That's an awesome fish. You need a boga grip if you're going to be catching pigs like that! I'd have to know the weight.


----------



## wading_fool (May 3, 2005)

Awesome catch, good job on the Catch and Release as well.......I would guess her at or a smidge over 10 lbs as fat as she looks


----------



## Aggieangler (May 28, 2004)

Nice pig! WTG!


----------



## Javadrinker (Feb 13, 2008)

Way to go man, nice fish!


----------



## John Paul (Feb 22, 2006)

Congrats, Awsome fish.


Guys lets stop telling fish stories, she is 8.5 to 9 lbs max.


----------



## surfsideperson (Aug 22, 2005)

i agree, i doubt she goes any thing over 9.5


----------



## 007 (Mar 11, 2008)

Great job Tommy! We'll see if we can't go catch something just a little bigger!


----------



## Poon Chaser (Aug 22, 2006)

nice pig!!!!!


----------



## NateTxAg (Apr 11, 2006)

Is this the fish caught at churchhill you talked about in your surfside monday report?????


surfsideperson said:


> i agree, i doubt she goes any thing over 9.5


----------



## pelochas (Jun 15, 2005)

congrats on a beautiful fish


----------



## monkeyman1 (Dec 30, 2007)

awesome fish, congrats!


----------



## dennis_99 (Feb 27, 2006)

Great fish; congrats!


----------



## john66 (Aug 3, 2006)

congrats on a fish of a lifetime


----------



## tejastroutkilla (Jun 5, 2007)

nice hog! way to go!


----------



## GHSmacker (Feb 27, 2006)

That's a hell of a fish. 

One for a lifetime, no doubt.


----------



## The Machine (Jun 4, 2007)

what are the chances of a fish surviving when put on a stringer?


----------



## Greenheadless (Apr 23, 2006)

The Machine said:


> what are the chances of a fish surviving when put on a stringer?


It basically has no chance with that and being handled.


----------



## galvetraz (Nov 29, 2005)

You must read a lot of magazines.



Greenheadless said:


> It basically has no chance with that and being handled.


----------



## AgYak (Jun 29, 2004)

Actually several studies have been done and survival rates are surprisingly high even with prolonged time on the stringer. I congratulate the angler on the catch AND the release. Without that second part she has 0% chance and who wouldn't want to make it back to the boat for a picture.


----------



## juanpescado (Dec 22, 2006)

Greenheadless said:


> It basically has no chance with that and being handled.
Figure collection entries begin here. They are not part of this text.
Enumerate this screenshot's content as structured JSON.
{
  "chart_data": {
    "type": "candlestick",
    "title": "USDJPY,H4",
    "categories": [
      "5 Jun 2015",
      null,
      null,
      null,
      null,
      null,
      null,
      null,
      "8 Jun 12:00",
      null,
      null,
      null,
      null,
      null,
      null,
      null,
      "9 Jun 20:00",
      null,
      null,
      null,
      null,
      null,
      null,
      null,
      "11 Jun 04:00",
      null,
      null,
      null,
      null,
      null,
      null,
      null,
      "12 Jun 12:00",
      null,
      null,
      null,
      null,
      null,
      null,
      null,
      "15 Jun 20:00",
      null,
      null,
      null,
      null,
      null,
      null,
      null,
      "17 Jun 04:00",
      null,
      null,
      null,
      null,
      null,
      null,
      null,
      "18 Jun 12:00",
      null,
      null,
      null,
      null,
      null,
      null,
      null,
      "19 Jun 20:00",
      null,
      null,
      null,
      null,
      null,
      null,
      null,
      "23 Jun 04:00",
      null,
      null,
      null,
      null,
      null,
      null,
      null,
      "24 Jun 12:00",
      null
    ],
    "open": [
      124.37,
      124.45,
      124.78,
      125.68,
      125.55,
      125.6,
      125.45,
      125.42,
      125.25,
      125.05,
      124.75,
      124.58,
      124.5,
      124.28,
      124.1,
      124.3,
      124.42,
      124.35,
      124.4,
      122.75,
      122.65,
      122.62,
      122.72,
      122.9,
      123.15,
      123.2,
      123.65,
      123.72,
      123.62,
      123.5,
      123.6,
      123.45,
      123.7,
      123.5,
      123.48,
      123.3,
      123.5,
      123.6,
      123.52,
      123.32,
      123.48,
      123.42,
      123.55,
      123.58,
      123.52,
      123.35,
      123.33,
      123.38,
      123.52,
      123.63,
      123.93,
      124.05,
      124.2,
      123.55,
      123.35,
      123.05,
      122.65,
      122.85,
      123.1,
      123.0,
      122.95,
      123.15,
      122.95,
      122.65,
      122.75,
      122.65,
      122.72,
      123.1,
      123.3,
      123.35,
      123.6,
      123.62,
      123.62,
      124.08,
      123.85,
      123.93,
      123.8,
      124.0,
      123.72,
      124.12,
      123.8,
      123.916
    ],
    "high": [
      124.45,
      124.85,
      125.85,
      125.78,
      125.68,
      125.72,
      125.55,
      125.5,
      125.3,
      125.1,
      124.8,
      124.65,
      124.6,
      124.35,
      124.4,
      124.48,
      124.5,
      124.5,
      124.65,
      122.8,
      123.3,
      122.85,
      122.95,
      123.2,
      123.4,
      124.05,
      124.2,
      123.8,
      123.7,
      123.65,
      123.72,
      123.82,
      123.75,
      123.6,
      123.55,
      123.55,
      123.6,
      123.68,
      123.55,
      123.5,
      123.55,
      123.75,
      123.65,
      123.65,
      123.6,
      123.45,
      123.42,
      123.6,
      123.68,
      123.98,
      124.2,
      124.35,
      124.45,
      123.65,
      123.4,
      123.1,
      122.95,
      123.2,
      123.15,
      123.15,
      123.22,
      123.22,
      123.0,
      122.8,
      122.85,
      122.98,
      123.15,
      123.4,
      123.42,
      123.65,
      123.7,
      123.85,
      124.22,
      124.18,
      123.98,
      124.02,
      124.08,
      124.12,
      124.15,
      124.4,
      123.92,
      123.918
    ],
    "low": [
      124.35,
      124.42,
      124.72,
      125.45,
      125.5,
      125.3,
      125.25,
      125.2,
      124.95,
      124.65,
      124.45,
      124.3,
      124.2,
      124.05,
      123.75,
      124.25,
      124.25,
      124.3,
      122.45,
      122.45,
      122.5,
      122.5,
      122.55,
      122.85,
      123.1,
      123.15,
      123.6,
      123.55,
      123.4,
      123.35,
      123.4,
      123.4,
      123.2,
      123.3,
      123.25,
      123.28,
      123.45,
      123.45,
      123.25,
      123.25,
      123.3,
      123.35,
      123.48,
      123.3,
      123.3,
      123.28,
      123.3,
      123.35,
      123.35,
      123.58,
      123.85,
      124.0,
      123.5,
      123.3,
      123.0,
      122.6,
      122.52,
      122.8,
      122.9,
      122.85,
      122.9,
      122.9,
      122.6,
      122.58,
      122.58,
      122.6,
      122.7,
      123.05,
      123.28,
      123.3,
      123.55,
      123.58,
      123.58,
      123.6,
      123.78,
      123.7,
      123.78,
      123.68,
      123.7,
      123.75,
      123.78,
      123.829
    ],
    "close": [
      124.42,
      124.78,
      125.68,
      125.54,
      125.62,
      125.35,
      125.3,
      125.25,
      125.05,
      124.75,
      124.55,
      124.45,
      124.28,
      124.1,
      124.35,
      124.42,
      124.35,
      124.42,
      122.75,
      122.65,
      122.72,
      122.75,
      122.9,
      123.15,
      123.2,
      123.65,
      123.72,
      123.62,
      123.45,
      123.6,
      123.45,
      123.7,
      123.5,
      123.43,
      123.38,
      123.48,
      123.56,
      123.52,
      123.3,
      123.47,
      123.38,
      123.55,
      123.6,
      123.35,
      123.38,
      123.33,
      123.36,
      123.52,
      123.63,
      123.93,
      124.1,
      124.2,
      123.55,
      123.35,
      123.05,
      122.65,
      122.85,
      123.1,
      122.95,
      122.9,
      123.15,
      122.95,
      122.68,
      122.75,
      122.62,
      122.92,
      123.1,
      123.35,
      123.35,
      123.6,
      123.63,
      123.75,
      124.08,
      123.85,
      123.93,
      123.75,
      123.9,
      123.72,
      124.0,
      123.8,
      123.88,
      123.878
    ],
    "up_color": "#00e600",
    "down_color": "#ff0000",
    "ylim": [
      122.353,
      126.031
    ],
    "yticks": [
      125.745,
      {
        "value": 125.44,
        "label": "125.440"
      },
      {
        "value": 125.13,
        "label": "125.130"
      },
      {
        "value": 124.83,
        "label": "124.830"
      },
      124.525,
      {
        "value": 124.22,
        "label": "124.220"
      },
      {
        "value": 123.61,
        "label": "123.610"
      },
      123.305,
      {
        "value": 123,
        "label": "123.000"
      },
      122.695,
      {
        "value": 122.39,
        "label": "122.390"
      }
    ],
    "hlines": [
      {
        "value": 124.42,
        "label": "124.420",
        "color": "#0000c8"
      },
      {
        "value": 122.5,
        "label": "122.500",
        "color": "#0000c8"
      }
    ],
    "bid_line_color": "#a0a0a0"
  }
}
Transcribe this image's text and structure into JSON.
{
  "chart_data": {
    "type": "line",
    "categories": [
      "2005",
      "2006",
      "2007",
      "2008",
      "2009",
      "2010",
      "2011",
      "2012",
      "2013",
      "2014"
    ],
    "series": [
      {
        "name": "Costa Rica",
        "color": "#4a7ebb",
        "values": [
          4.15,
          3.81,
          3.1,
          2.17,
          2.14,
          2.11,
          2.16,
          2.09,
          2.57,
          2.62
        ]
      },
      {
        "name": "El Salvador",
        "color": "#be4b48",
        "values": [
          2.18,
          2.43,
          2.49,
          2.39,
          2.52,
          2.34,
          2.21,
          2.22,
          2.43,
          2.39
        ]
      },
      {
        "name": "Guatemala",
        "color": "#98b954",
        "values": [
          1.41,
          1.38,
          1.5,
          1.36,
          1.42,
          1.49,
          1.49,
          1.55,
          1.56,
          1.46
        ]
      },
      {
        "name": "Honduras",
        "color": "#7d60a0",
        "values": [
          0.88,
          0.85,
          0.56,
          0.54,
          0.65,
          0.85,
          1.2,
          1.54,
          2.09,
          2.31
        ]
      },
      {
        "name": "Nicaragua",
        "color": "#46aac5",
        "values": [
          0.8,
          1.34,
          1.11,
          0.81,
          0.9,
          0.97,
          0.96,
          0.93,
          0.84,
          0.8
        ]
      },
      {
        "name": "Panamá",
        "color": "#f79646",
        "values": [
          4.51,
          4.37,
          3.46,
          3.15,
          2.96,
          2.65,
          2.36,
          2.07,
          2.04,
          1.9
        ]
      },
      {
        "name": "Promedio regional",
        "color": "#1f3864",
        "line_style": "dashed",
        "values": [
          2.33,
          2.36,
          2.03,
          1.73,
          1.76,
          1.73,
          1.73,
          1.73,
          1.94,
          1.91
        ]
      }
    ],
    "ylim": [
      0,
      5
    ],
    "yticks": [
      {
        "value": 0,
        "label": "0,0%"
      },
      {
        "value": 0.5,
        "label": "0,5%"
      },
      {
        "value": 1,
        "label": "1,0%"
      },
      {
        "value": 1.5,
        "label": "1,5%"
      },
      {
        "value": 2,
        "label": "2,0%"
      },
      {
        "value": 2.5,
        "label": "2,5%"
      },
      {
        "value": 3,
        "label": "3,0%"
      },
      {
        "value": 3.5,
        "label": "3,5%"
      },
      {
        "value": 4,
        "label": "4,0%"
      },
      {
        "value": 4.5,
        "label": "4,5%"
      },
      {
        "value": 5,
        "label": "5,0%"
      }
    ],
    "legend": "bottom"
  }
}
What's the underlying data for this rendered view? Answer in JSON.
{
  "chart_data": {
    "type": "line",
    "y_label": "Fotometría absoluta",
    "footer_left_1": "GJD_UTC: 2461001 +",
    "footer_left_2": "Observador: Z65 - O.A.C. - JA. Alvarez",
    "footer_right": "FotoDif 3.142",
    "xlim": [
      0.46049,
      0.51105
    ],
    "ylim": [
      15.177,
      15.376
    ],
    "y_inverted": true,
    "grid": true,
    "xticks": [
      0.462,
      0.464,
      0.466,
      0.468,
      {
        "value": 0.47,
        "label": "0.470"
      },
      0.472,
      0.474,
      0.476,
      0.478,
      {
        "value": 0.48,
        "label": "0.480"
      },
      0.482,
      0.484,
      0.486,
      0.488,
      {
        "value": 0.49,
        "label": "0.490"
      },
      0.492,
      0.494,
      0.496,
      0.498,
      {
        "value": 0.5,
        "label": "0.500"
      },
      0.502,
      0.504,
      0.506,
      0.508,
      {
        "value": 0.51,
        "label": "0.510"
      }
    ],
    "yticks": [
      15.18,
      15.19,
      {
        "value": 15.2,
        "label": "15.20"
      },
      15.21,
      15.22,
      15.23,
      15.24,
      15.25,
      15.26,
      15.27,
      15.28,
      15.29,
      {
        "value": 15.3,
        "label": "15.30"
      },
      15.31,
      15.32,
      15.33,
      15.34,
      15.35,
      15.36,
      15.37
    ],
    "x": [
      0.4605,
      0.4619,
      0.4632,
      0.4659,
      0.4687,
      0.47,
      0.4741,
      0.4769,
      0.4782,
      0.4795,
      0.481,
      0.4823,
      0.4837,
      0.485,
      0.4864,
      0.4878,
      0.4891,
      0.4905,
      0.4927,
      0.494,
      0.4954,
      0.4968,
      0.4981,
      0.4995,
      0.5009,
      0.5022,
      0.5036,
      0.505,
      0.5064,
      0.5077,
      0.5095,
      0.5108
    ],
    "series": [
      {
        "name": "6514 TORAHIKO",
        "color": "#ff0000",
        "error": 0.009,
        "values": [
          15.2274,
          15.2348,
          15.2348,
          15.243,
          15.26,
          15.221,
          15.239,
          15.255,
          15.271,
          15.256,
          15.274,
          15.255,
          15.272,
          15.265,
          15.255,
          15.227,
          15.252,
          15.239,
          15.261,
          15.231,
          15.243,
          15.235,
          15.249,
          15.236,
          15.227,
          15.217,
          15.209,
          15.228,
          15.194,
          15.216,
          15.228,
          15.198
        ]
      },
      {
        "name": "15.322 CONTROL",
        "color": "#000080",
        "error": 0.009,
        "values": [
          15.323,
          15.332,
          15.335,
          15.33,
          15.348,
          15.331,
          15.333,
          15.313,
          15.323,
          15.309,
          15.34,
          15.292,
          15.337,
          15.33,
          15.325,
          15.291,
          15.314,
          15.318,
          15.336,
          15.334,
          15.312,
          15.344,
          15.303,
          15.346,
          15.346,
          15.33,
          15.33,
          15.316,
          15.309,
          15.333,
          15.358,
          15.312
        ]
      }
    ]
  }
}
A fish that old has been through alot worse than being handled a little and some pics , she'll be fine , awesome CATCH and release ...


----------



## Pittstop (Jun 20, 2007)

*Agree*



juanpescado said:


> A fish that old has been through alot worse than being handled a little and some pics , she'll be fine , awesome CATCH and release ...


I AGREE


----------